Morris began to look for new talent. As much as he loved Iovine, he couldn’t rely on him entirely. He had to develop Universal Music’s presence outside of the Interscope imprint as well. To that end, he dispatched his A&R men across the country in search of new and unsigned acts. Following his own experience, he instructed his scouts to research local markets carefully and to stay on the lookout for regionally trending hits. Something interesting soon came back up the pipe:
a New Orleans rap conglomerate by the name of Cash Money Records. An independent label, Cash Money had signed dozens of local rappers who, in certain record stores in the South, were managing to outsell even Universal’s best-established acts. Sensing opportunity beyond the parishes of Louisiana, Cash Money was now shopping for a pressing deal with a major. As a demonstration of its marketability, the label was distributing an advance pressing of a song called “Back That Azz Up” by an obscure rapper named Juvenile.

When Morris listened to a song for the first time, he entered
a trancelike state of total concentration. He stopped talking and his face grew stern. His eyes closed halfway and he looked blankly into the middle distance. The old songwriter in him awakened, and his body began to move in time with the rhythm. He tapped his feet; he shook his arms; he bobbed his head in a circle. He continued this way, in tight-lipped silence, until the song was over, then rendered his verdict.

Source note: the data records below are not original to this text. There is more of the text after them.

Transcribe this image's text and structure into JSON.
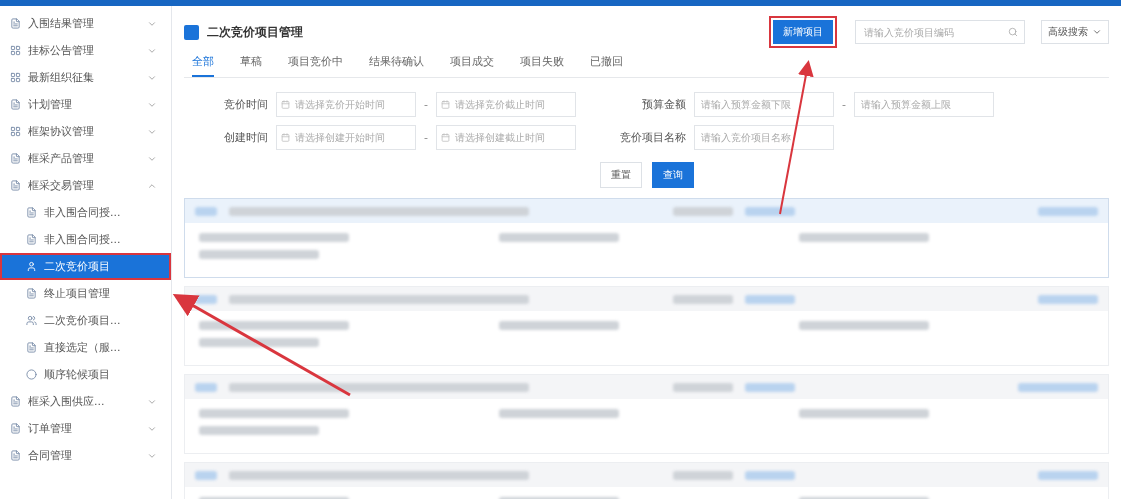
{
  "sidebar": {
    "items": [
      {
        "label": "入围结果管理",
        "expanded": false,
        "selected": false
      },
      {
        "label": "挂标公告管理",
        "expanded": false,
        "selected": false
      },
      {
        "label": "最新组织征集",
        "expanded": false,
        "selected": false
      },
      {
        "label": "计划管理",
        "expanded": false,
        "selected": false
      },
      {
        "label": "框架协议管理",
        "expanded": false,
        "selected": false
      },
      {
        "label": "框采产品管理",
        "expanded": false,
        "selected": false
      },
      {
        "label": "框采交易管理",
        "expanded": true,
        "selected": false,
        "children": [
          {
            "label": "非入围合同授...",
            "selected": false
          },
          {
            "label": "非入围合同授...",
            "selected": false
          },
          {
            "label": "二次竞价项目",
            "selected": true
          },
          {
            "label": "终止项目管理",
            "selected": false
          },
          {
            "label": "二次竞价项目...",
            "selected": false
          },
          {
            "label": "直接选定（服...",
            "selected": false
          },
          {
            "label": "顺序轮候项目",
            "selected": false
          }
        ]
      },
      {
        "label": "框采入围供应...",
        "expanded": false,
        "selected": false
      },
      {
        "label": "订单管理",
        "expanded": false,
        "selected": false
      },
      {
        "label": "合同管理",
        "expanded": false,
        "selected": false
      }
    ]
  },
  "page": {
    "title": "二次竞价项目管理",
    "new_button": "新增项目",
    "search": {
      "placeholder": "请输入竞价项目编码"
    },
    "advanced": "高级搜索"
  },
  "tabs": [
    {
      "label": "全部",
      "selected": true
    },
    {
      "label": "草稿",
      "selected": false
    },
    {
      "label": "项目竞价中",
      "selected": false
    },
    {
      "label": "结果待确认",
      "selected": false
    },
    {
      "label": "项目成交",
      "selected": false
    },
    {
      "label": "项目失败",
      "selected": false
    },
    {
      "label": "已撤回",
      "selected": false
    }
  ],
  "filters": [
    {
      "label": "竞价时间",
      "kind": "date",
      "from": {
        "placeholder": "请选择竞价开始时间"
      },
      "to": {
        "placeholder": "请选择竞价截止时间"
      }
    },
    {
      "label": "预算金额",
      "kind": "number",
      "from": {
        "placeholder": "请输入预算金额下限"
      },
      "to": {
        "placeholder": "请输入预算金额上限"
      }
    },
    {
      "label": "创建时间",
      "kind": "date",
      "from": {
        "placeholder": "请选择创建开始时间"
      },
      "to": {
        "placeholder": "请选择创建截止时间"
      }
    },
    {
      "label": "竞价项目名称",
      "kind": "text",
      "placeholder": "请输入竞价项目名称"
    }
  ],
  "range_separator": "-",
  "actions": {
    "reset": "重置",
    "query": "查询"
  },
  "list_rows": [
    {
      "selected": true
    },
    {
      "selected": false
    },
    {
      "selected": false
    },
    {
      "selected": false
    }
  ]
}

By his own admission, Morris had difficulty identifying which rap songs were going to be popular. He was more of a rock guy, and he relied on label heads to tell him which rappers were most likely to
succeed. But “Back That Azz Up” was different. From the first time he heard it, Morris was certain it would be a massive hit. Years later, he would still quote the song’s distinctive hook from memory—“You’s a fine motherfucker, won’t you back that ass up”—then throw back his head and guffaw with delight.

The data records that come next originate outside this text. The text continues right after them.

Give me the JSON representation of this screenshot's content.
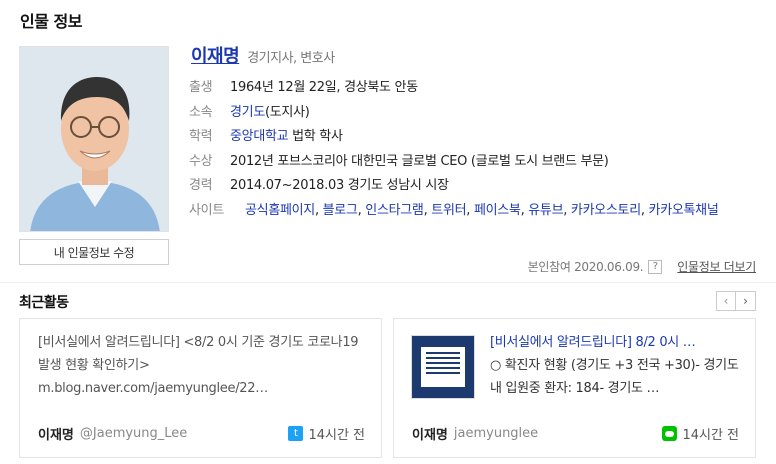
{
  "section_title": "인물 정보",
  "profile": {
    "name": "이재명",
    "job": "경기지사, 변호사",
    "edit_button": "내 인물정보 수정",
    "rows": [
      {
        "label": "출생",
        "value": "1964년 12월 22일, 경상북도 안동"
      },
      {
        "label": "소속",
        "link": "경기도",
        "value": "(도지사)"
      },
      {
        "label": "학력",
        "link": "중앙대학교",
        "value": " 법학 학사"
      },
      {
        "label": "수상",
        "value": "2012년 포브스코리아 대한민국 글로벌 CEO (글로벌 도시 브랜드 부문)"
      },
      {
        "label": "경력",
        "value": "2014.07~2018.03 경기도 성남시 시장"
      }
    ],
    "site_label": "사이트",
    "sites": [
      "공식홈페이지",
      "블로그",
      "인스타그램",
      "트위터",
      "페이스북",
      "유튜브",
      "카카오스토리",
      "카카오톡채널"
    ]
  },
  "meta": {
    "self_participation": "본인참여 2020.06.09.",
    "question": "?",
    "more": "인물정보 더보기"
  },
  "recent": {
    "title": "최근활동",
    "prev": "‹",
    "next": "›",
    "cards": [
      {
        "text": "[비서실에서 알려드립니다] <8/2 0시 기준 경기도 코로나19 발생 현황 확인하기> m.blog.naver.com/jaemyunglee/22…",
        "author": "이재명",
        "handle": "@Jaemyung_Lee",
        "time": "14시간 전",
        "source_icon": "twitter-icon"
      },
      {
        "text_highlight": "[비서실에서 알려드립니다] 8/2 0시 …",
        "text": "○ 확진자 현황 (경기도 +3 전국 +30)- 경기도 내 입원중 환자: 184- 경기도 …",
        "author": "이재명",
        "handle": "jaemyunglee",
        "time": "14시간 전",
        "source_icon": "line-icon"
      }
    ]
  },
  "colors": {
    "link": "#1c39b1",
    "twitter": "#1da1f2",
    "line": "#00c300"
  }
}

Cash Money Records was owned by two brothers, Bryan and Ronald Williams, better known as Birdman and Slim. Veterans of the blighted Third Ward of New Orleans, the two had followed Suge Knight’s career closely in the press and wanted something similar for themselves. In early 1998 they flew to New York and met Morris in Universal’s offices to hammer out a deal. It wasn’t easy. Birdman and Slim weren’t just selling Juvenile, but an entire roster of rappers: Big Tymers, Hot Boys, Mannie Fresh, B.G., Young Turk, and a fifteen-year-old tagalong named Lil Wayne. In return they were demanding an 80/20 revenue split and full control of their own masters. But the biggest barrier to striking a bargain proved to be the brothers’ thick New Orleans accents—most of the time Morris could barely understand what the two were saying. Still, he closed the deal, and Birdman and Slim walked out of Universal’s offices holding a three-million-dollar check.

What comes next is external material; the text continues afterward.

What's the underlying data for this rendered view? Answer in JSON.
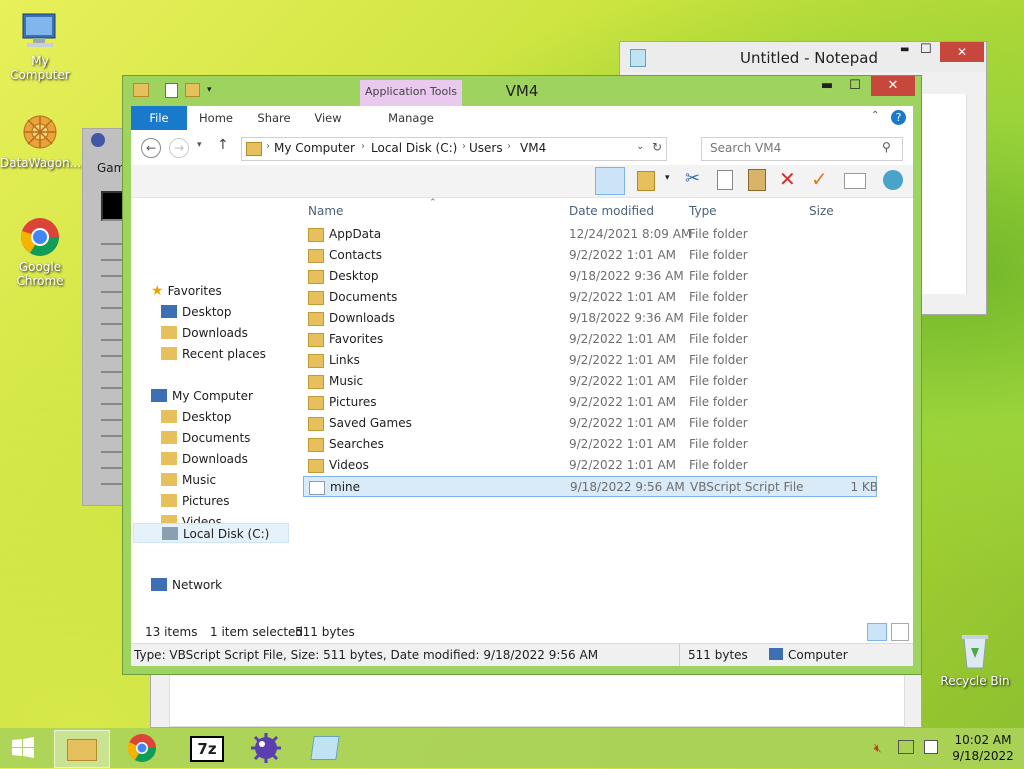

It was the kind of signing that set Morris apart. There weren’t too many label executives interested in spending that kind of money for a minority stake in a roster of untested, sometimes unintelligible rappers who had until recently recorded their albums in Mannie Fresh’s kitchen. But years of scouting the order-taker had taught Morris there was actually no such thing as a regional hit. There was only a global hit, waiting to be marketed. He put the considerable weight of Universal’s promotional team behind the label, and within a few months “Back That Azz Up” was playing in Ibiza.

The rebranded Universal Music Group was a success. Seagram, though, was floundering. Beverage sales were flat and the movie studio was a dud factory. First there had been
Waterworld
. Then had come
Meet Joe Black
. Then there was
Dante’s Peak
,
Mercury Rising
,
and
Blues Brothers 2000
, followed by
McHale’s Navy
,
Flipper
, and
That Old Feeling
. Since Bronfman had taken over, each year at Universal Studios had been worse than the last. The worst was 1998, one of the losingest years for a major Hollywood studio in living memory.